The Showgrounds, Limavady
- Interactive map of The Showgrounds, Limavady
- Full name: The Showgrounds
- Location: Limavady, Northern Ireland
- Owner: Limavady United F.C.
- Surface: Grass

Tenant
- Limavady United F.C.

= The Showgrounds (Limavady) =

Football stadium in Limavady, Northern Ireland

The Showgrounds is a football stadium in Limavady, County Londonderry, Northern Ireland. It is the home ground of Limavady United. The stadium has a capacity of 524, including 274 seated.

The Showgrounds were originally part of a large area of open parkland within the town, which was fully enclosed and separated from the remainder of the playing fields by Limavady United in the early 1980s.

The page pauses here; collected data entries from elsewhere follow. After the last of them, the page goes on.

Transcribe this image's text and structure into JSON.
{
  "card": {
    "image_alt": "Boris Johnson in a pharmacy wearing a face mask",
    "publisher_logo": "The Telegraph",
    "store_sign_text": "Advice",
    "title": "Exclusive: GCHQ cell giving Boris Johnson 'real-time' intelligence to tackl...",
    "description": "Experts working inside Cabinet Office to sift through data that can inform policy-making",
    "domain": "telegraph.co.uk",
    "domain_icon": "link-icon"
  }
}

The football club created an entrance to the ground from the Rathmore Road and developed the venue by building a club house, which houses a club bar, beer garden, function room and team dressing rooms as well two blocks of two turnstiles to access the ground from the car park.

The ground has one stand, running partially along the Scroggy side of the pitch, providing seating for 274 spectators. The stand was built in the mid-1990s to enable the club to step up into senior football but has fallen into disrepair since they dropped back down to intermediate level in 2008 and some of the seats have become damaged. The remainder of the ground is undeveloped with a single tier of paving around the perimeter wall of the pitch. Many spectators chose to watch matches from the paved area beside the clubhouse at the Rathmore Road end.

Limavady's lease on the venue expires in 2029, which means they cannot get grant aid funding to develop the ground to Irish Premier League standard. The long-term future of the stadium is uncertain with the owners planning to sell when the lease expires, although Limavady United have first refusal.